Appunto il fondi di investimento sono attivi. Studi di settore dimostrano che solo il 20% circa dei fondi riesce ad ottenere lo stesso risultato o superiore del benchmark di rifermento.

Battere i mercati è sempre più difficile e il contesto economico finanziario caratterizzato da tassi bassi di certo non aiuta la ricerca di rendimenti.

I costi sono l’unica “certezza” in un mondo – quello finanziario – tipicamente incerto. E l’unico fattore sul quale gli investitori possono agire compiendo scelte diverse.

Ecco perché, senza nulla togliere ai fondi comuni o più in generale alla gestione attiva, riteniamo ci siano almeno 3 ragioni per passare agli investimenti a gestione passiva come gli ETF.

Gli investimenti passivi hanno costi più bassi.

Gli investimenti passivi, non cercano di ottenere performance migliori di quelle dell’indice benchmark di riferimento, ma si limitano a replicarle. Quindi il tuo intermediario non cercherà di superare il rendimento ottenuto dal FTSE All Share ma farà in modo di farti ottenere le stesse performance di quell’indice. Questo comporterà costi inferiori.

Quando compri uno strumento passivo come un ETF, sai sempre cosa stai comprando. Conosci l’indice benchmark che sta replicando e puoi seguirne l’andamento in qualsiasi momento. Inoltre puoi decidere di comprare o vendere un ETF come faresti con una semplice azione, anche se, per il numero degli ETF quotati su Borsa Italiana e le variabili da considerare, è sempre meglio chiedere l’aiuto di un professionista.

Come riportato da Borsa Italiana, uno dei vantaggi degli ETF è la trasparenza: «Gli ETF, replicando un indice notorio di mercato, consentono agli investitori di essere perfettamente consapevoli del portafoglio titoli a cui sono esposti.

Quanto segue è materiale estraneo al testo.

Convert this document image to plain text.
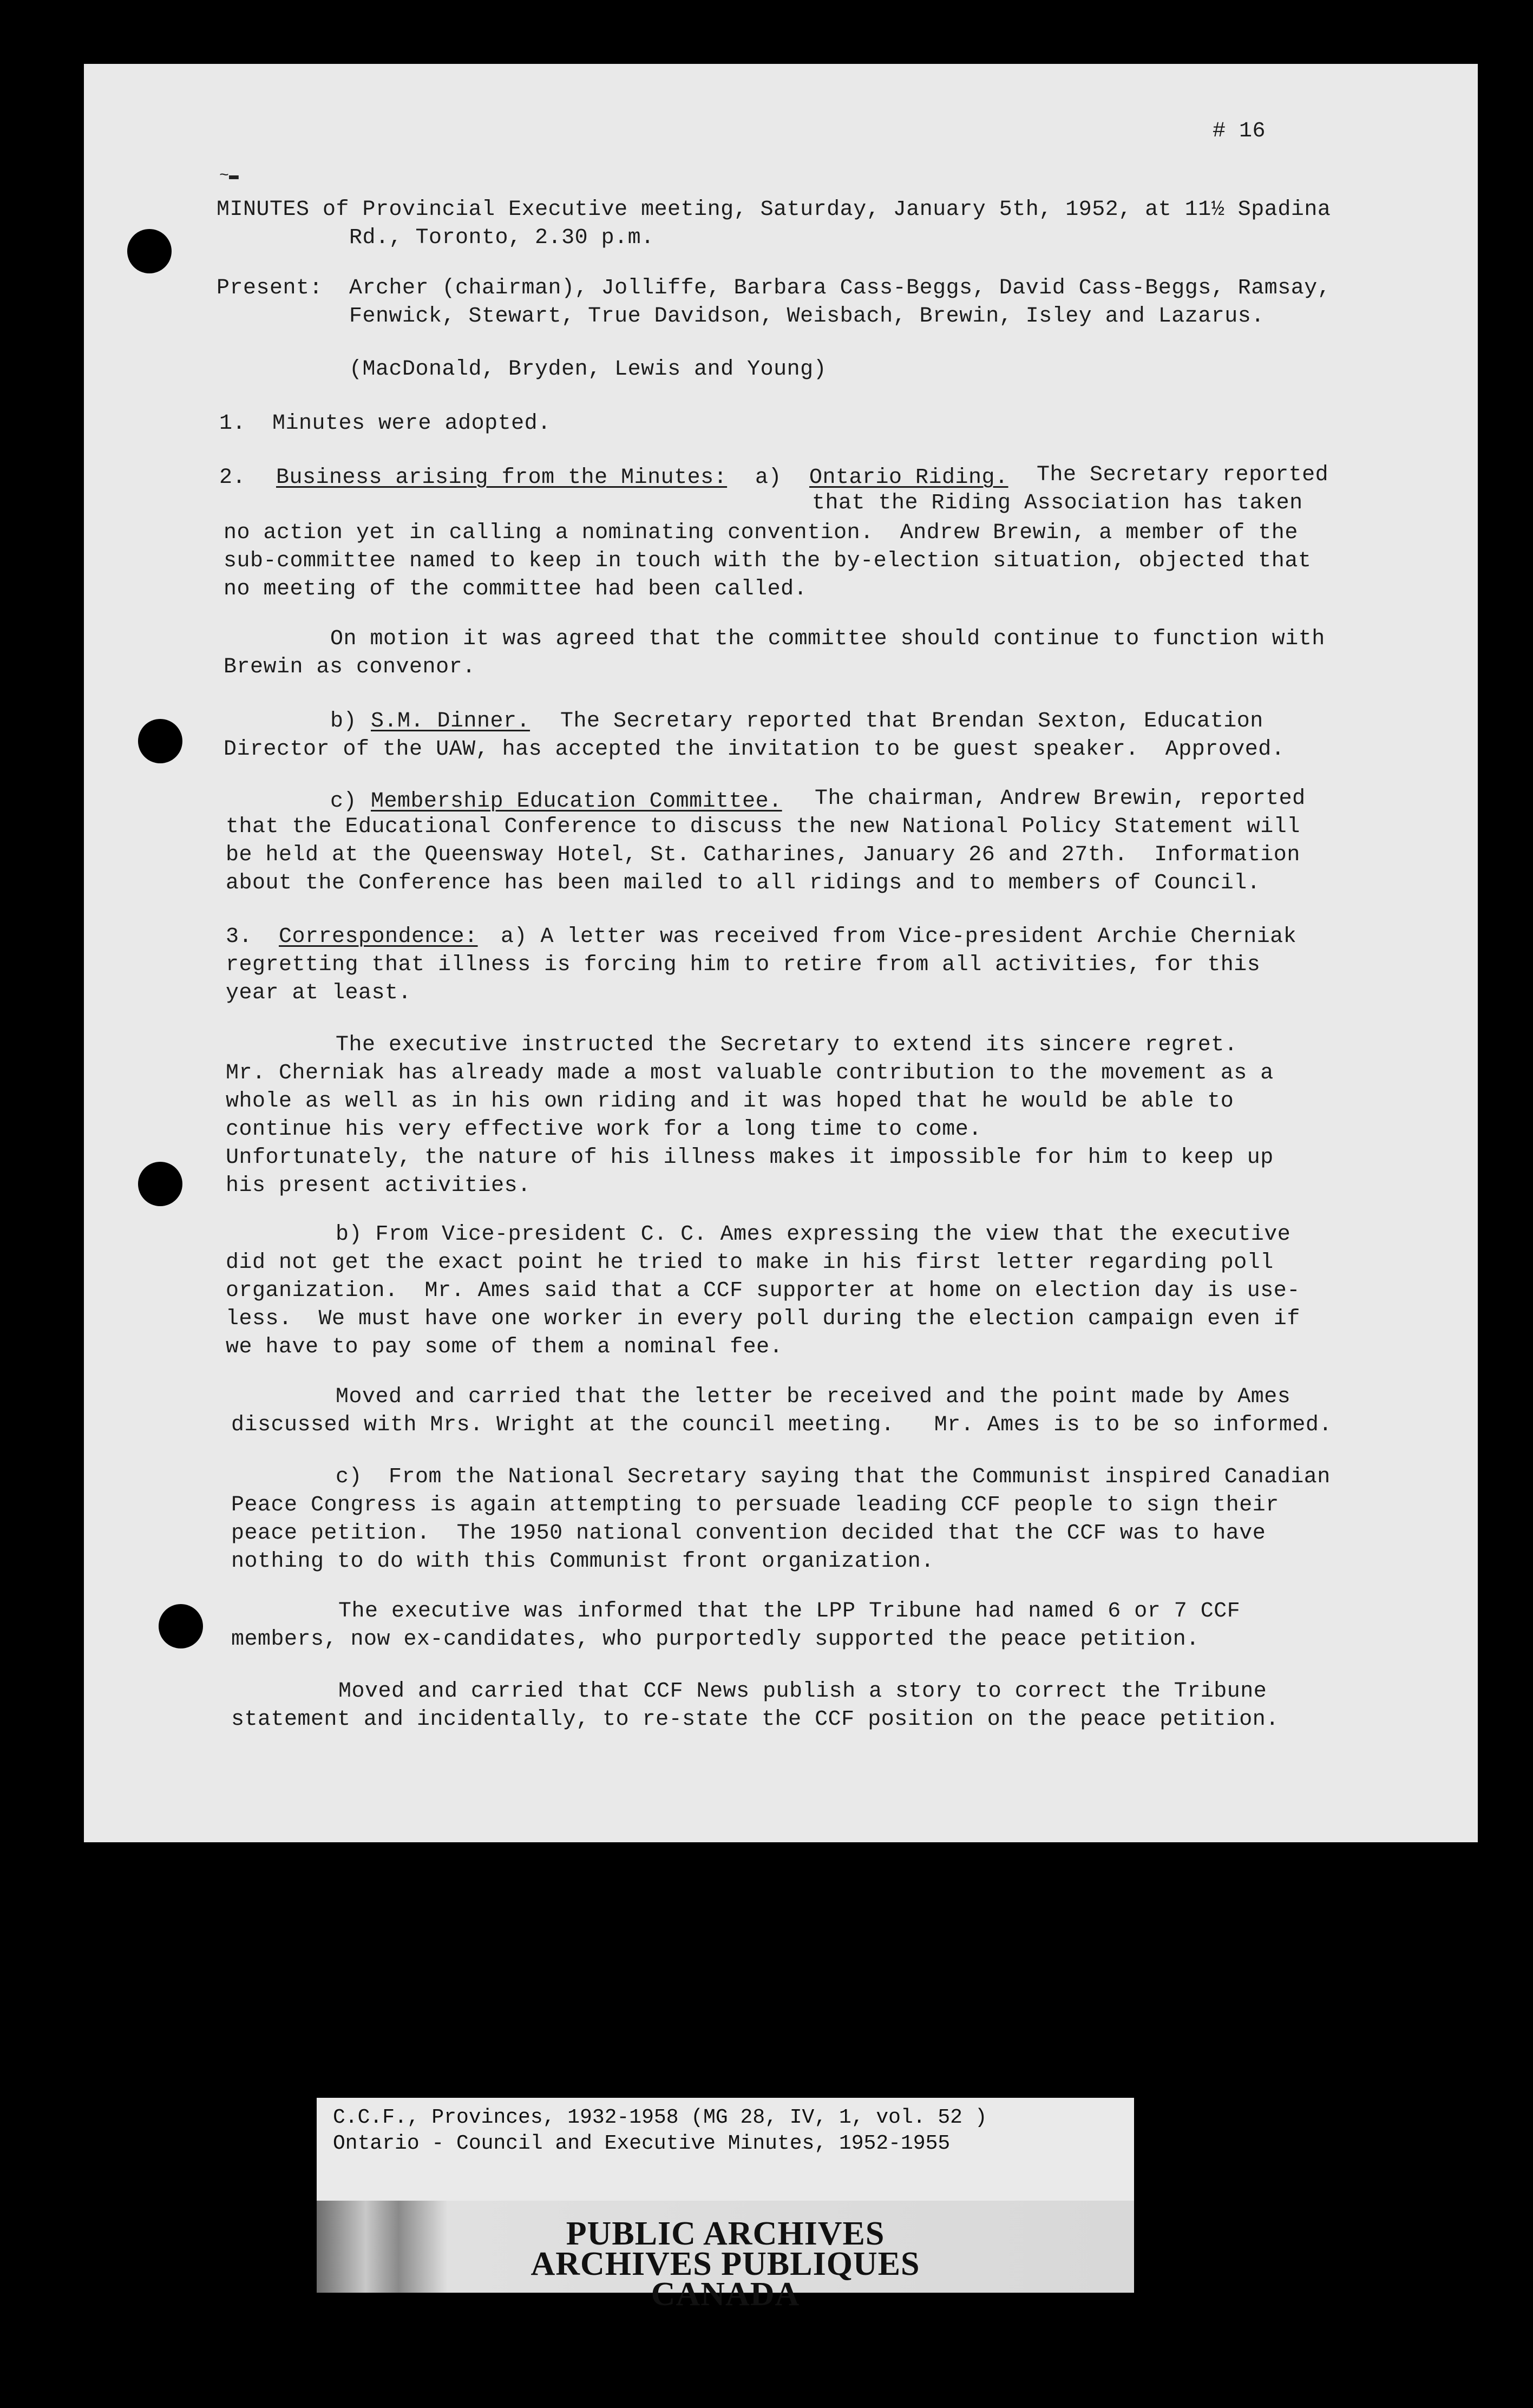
~▬
# 16
MINUTES of Provincial Executive meeting, Saturday, January 5th, 1952, at 11½ Spadina
Rd., Toronto, 2.30 p.m.
Present: Archer (chairman), Jolliffe, Barbara Cass-Beggs, David Cass-Beggs, Ramsay,
Fenwick, Stewart, True Davidson, Weisbach, Brewin, Isley and Lazarus.
(MacDonald, Bryden, Lewis and Young)
1.  Minutes were adopted.
2. Business arising from the Minutes: a) Ontario Riding. The Secretary reported
that the Riding Association has taken
no action yet in calling a nominating convention.  Andrew Brewin, a member of the
sub-committee named to keep in touch with the by-election situation, objected that
no meeting of the committee had been called.
On motion it was agreed that the committee should continue to function with
Brewin as convenor.
b) S.M. Dinner. The Secretary reported that Brendan Sexton, Education
Director of the UAW, has accepted the invitation to be guest speaker.  Approved.
c) Membership Education Committee. The chairman, Andrew Brewin, reported
that the Educational Conference to discuss the new National Policy Statement will
be held at the Queensway Hotel, St. Catharines, January 26 and 27th.  Information
about the Conference has been mailed to all ridings and to members of Council.
3. Correspondence: a) A letter was received from Vice-president Archie Cherniak
regretting that illness is forcing him to retire from all activities, for this
year at least.
The executive instructed the Secretary to extend its sincere regret.
Mr. Cherniak has already made a most valuable contribution to the movement as a
whole as well as in his own riding and it was hoped that he would be able to
continue his very effective work for a long time to come.
Unfortunately, the nature of his illness makes it impossible for him to keep up
his present activities.
b) From Vice-president C. C. Ames expressing the view that the executive
did not get the exact point he tried to make in his first letter regarding poll
organization.  Mr. Ames said that a CCF supporter at home on election day is use-
less.  We must have one worker in every poll during the election campaign even if
we have to pay some of them a nominal fee.
Moved and carried that the letter be received and the point made by Ames
discussed with Mrs. Wright at the council meeting.   Mr. Ames is to be so informed.
c)  From the National Secretary saying that the Communist inspired Canadian
Peace Congress is again attempting to persuade leading CCF people to sign their
peace petition.  The 1950 national convention decided that the CCF was to have
nothing to do with this Communist front organization.
The executive was informed that the LPP Tribune had named 6 or 7 CCF
members, now ex-candidates, who purportedly supported the peace petition.
Moved and carried that CCF News publish a story to correct the Tribune
statement and incidentally, to re-state the CCF position on the peace petition.
C.C.F., Provinces, 1932-1958 (MG 28, IV, 1, vol. 52 )
Ontario - Council and Executive Minutes, 1952-1955
PUBLIC ARCHIVES
ARCHIVES PUBLIQUES
CANADA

Gli ETF hanno inoltre un prezzo che si aggiorna in tempo reale in funzione dell’andamento delle componenti dell’indice di riferimento e quindi l’investitore è costantemente a conoscenza della valorizzazione del proprio investimento in ETF, anche grazie alla pubblicazione giornaliera del valore ufficiale dell’ETF (NAV)».

Esistono gestori di esperienza, davvero bravi nel loro lavoro di gestione attiva. Ma va detto che all’interno di questo gruppo vi sono enormi differenze in termini di performance ottenute mentre con un investimento a gestione passiva le performance sono tendenzialmente le stesse dell’indice che si sta replicando.

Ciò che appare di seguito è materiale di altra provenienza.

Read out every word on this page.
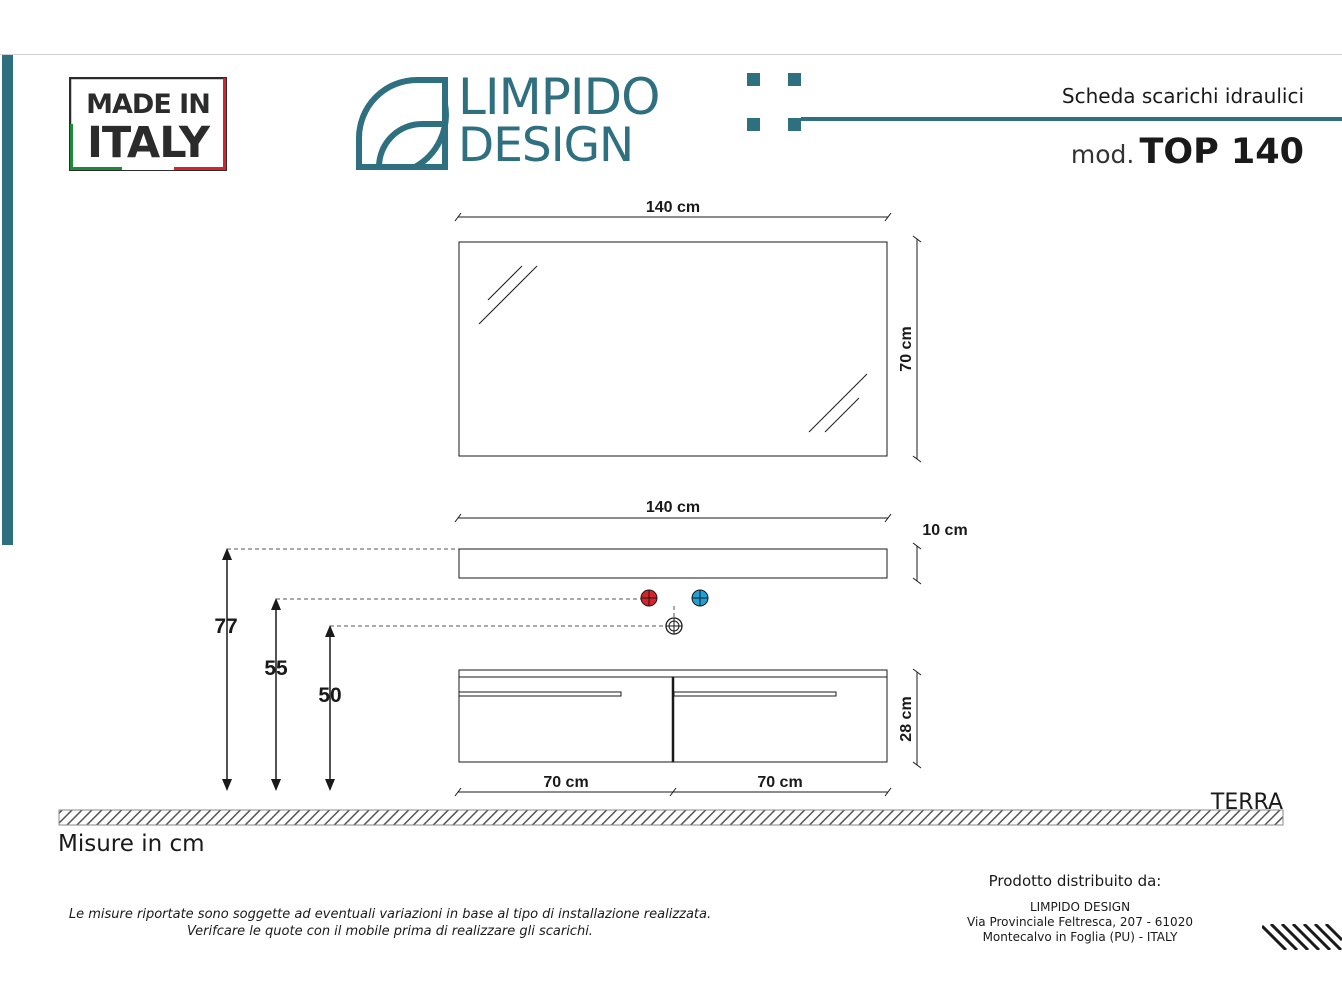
MADE IN
ITALY
LIMPIDO
DESIGN
Scheda scarichi idraulici
mod. TOP 140
140 cm
70 cm
140 cm
10 cm
28 cm
70 cm	70 cm
77
55
50
TERRA
Misure in cm
Le misure riportate sono soggette ad eventuali variazioni in base al tipo di installazione realizzata.
Verifcare le quote con il mobile prima di realizzare gli scarichi.
Prodotto distribuito da:
LIMPIDO DESIGN
Via Provinciale Feltresca, 207 - 61020
Montecalvo in Foglia (PU) - ITALY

Anche su fronte dei prodotti, ne esistono di buoni e cattivi, sia nell’universo degli investimenti a gestione passiva che in quello a gestione passiva. Per questo prima di investire è meglio chiarire ogni dubbio in merito. Il processo di selezione dei titoli migliori non è affatto semplice, sia che si tratti di fondi che di ETF.